Hier soir c’était l’ouverture de la grosse commission de manipulation publique pour l’acceptabilité locale d’un Center Parcs.
Dès les premiers mots de Christian Leyrit, le président de la commission, en costume fraîchement descendu du TGV, le raifort m’est monté au nez.
“Je suis heureux de revenir sur le Jura après notre beau travail pour l’A39”
Et puis les slides d’un PowerPoint où Rio Climat 92 et pourquoi pas Gandhi, l’abbé Pierre ou Jeanne d’Arc ?
Et puis cette autorité mal placée, déplacée, impolie de toutes les bonnes manières, autorité auto-déclarée, autorité auto-déclarée indépendante qui nous dit “nous offrons la parole au citoyen.”
Et puis la poète actionniste qui sommeille en moi m’a possédée, elle a soufflé fort de toutes ses bronches, laissé l’air frotter massivement ses cordes vocales. Elle a vu une onde sonore se matérialiser par le soulèvement des corps assis sur la rangée devant elle.
Un cri long, un cri fort, un AH plutôt aigu mais pas trop.
Sans micro le corps a pris possession de l’espace sonore. A l’ancienne, le corps. Il a fait le silence.
Et puis le corps s’est levé pour crier : “non à la mascarade, votre discours est de la violence morale, de la violence symbolique.”
Et puis tout le monde a gueulé dans la salle.
Et puis le corps s’est rassis, a essayé de se calmer. Il a fermé les yeux et s’est pincé les sinus.

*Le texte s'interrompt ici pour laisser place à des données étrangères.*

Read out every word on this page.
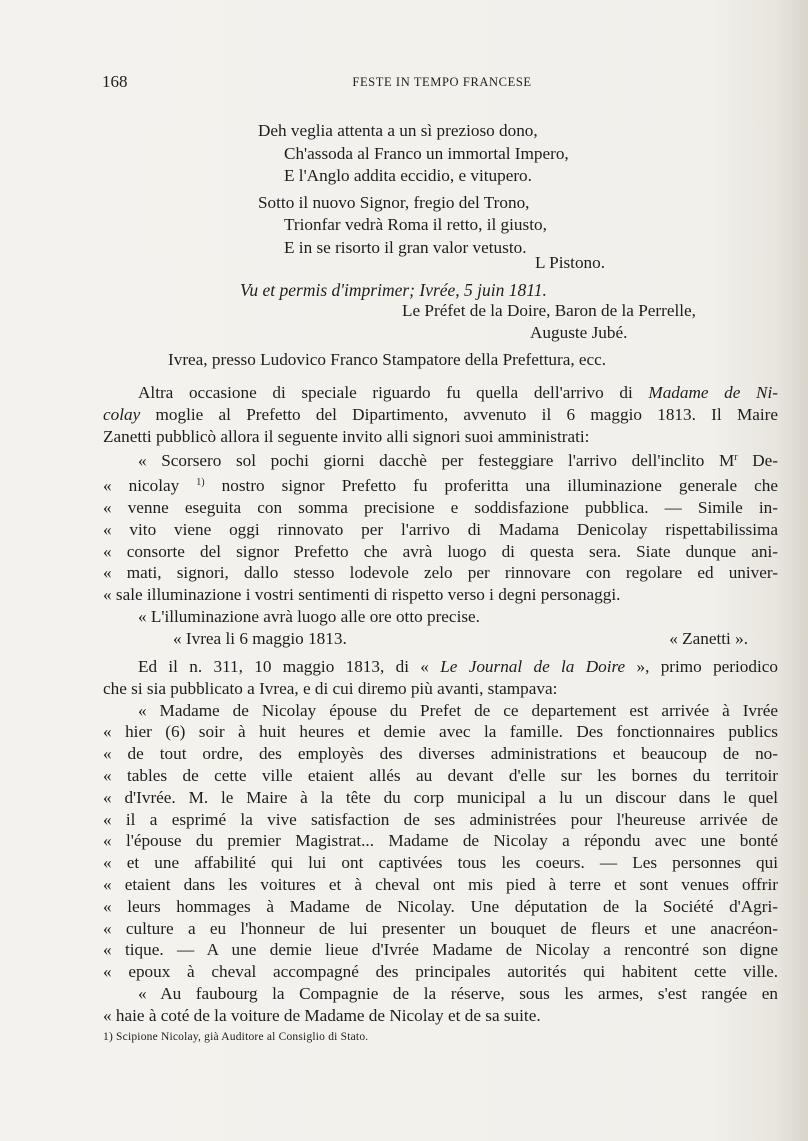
168	FESTE IN TEMPO FRANCESE
Deh veglia attenta a un sì prezioso dono,
Ch'assoda al Franco un immortal Impero,
E l'Anglo addita eccidio, e vitupero.
Sotto il nuovo Signor, fregio del Trono,
Trionfar vedrà Roma il retto, il giusto,
E in se risorto il gran valor vetusto.
L Pistono.
Vu et permis d'imprimer; Ivrée, 5 juin 1811.
Le Préfet de la Doire, Baron de la Perrelle,
Auguste Jubé.
Ivrea, presso Ludovico Franco Stampatore della Prefettura, ecc.
Altra occasione di speciale riguardo fu quella dell'arrivo di Madame de Ni-
colay moglie al Prefetto del Dipartimento, avvenuto il 6 maggio 1813. Il Maire
Zanetti pubblicò allora il seguente invito alli signori suoi amministrati:
« Scorsero sol pochi giorni dacchè per festeggiare l'arrivo dell'inclito $M^r$ De-
« nicolay $^{1)}$ nostro signor Prefetto fu proferitta una illuminazione generale che
« venne eseguita con somma precisione e soddisfazione pubblica. — Simile in-
« vito viene oggi rinnovato per l'arrivo di Madama Denicolay rispettabilissima
« consorte del signor Prefetto che avrà luogo di questa sera. Siate dunque ani-
« mati, signori, dallo stesso lodevole zelo per rinnovare con regolare ed univer-
« sale illuminazione i vostri sentimenti di rispetto verso i degni personaggi.
« L'illuminazione avrà luogo alle ore otto precise.
« Ivrea li 6 maggio 1813.	« Zanetti ».
Ed il n. 311, 10 maggio 1813, di « Le Journal de la Doire », primo periodico
che si sia pubblicato a Ivrea, e di cui diremo più avanti, stampava:
« Madame de Nicolay épouse du Prefet de ce departement est arrivée à Ivrée
« hier (6) soir à huit heures et demie avec la famille. Des fonctionnaires publics
« de tout ordre, des employès des diverses administrations et beaucoup de no-
« tables de cette ville etaient allés au devant d'elle sur les bornes du territoir
« d'Ivrée. M. le Maire à la tête du corp municipal a lu un discour dans le quel
« il a esprimé la vive satisfaction de ses administrées pour l'heureuse arrivée de
« l'épouse du premier Magistrat... Madame de Nicolay a répondu avec une bonté
« et une affabilité qui lui ont captivées tous les coeurs. — Les personnes qui
« etaient dans les voitures et à cheval ont mis pied à terre et sont venues offrir
« leurs hommages à Madame de Nicolay. Une députation de la Société d'Agri-
« culture a eu l'honneur de lui presenter un bouquet de fleurs et une anacréon-
« tique. — A une demie lieue d'Ivrée Madame de Nicolay a rencontré son digne
« epoux à cheval accompagné des principales autorités qui habitent cette ville.
« Au faubourg la Compagnie de la réserve, sous les armes, s'est rangée en
« haie à coté de la voiture de Madame de Nicolay et de sa suite.
1) Scipione Nicolay, già Auditore al Consiglio di Stato.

Il a écouté rassuré la voix de Leyrit décontenancée, ses phrases articulées avec moins de sûreté.
Et puis le public a eu le micro, le débat a commencé et l’audience sans cravate a commencé l’ironique et argumentative opération de restitution d’identité, Center Parcs qui voulait faire marcher tout le monde au pas en a pris pour son grade, grave sa mère, n’est pas un développeur et exploitant mais un développant et exploiteur, la commission est indépendante comme un chienchien à son maître, ça s’arrêtait plus de jeter du crottin sur les costumes assis sur l’estrade ou debout au micro.
Et puis le corps a entendu les pro et anti dire qu’il fallait respecter un cadre de parole, argumenter.
Et puis sa main s’est levée et a attendu le micro. Une nouvelle fois, il a parlé dans le micro HF sans rester à sa place de sans cravate. Il a entendu “Ah, non elle va pas nous remettre ça”. Il s’est retourné et à dit avec un accent de salle gosse : “Si si je vais parler comme c’est un débat public”.
Et le corps a remonté l’allée en rappelant l’historique. On nous a dit y a 6 mois que c’étaient les élus qui décident, sous couvert d’être la représentation d’une majorité qui légalement a le droit d’écraser toutes les minorités, dans le plus bel esprit du conflit. Et aujourd’hui on voudrait nous faire croire que l’on a le droit à la parole et qu’on nous propose la paix sociale.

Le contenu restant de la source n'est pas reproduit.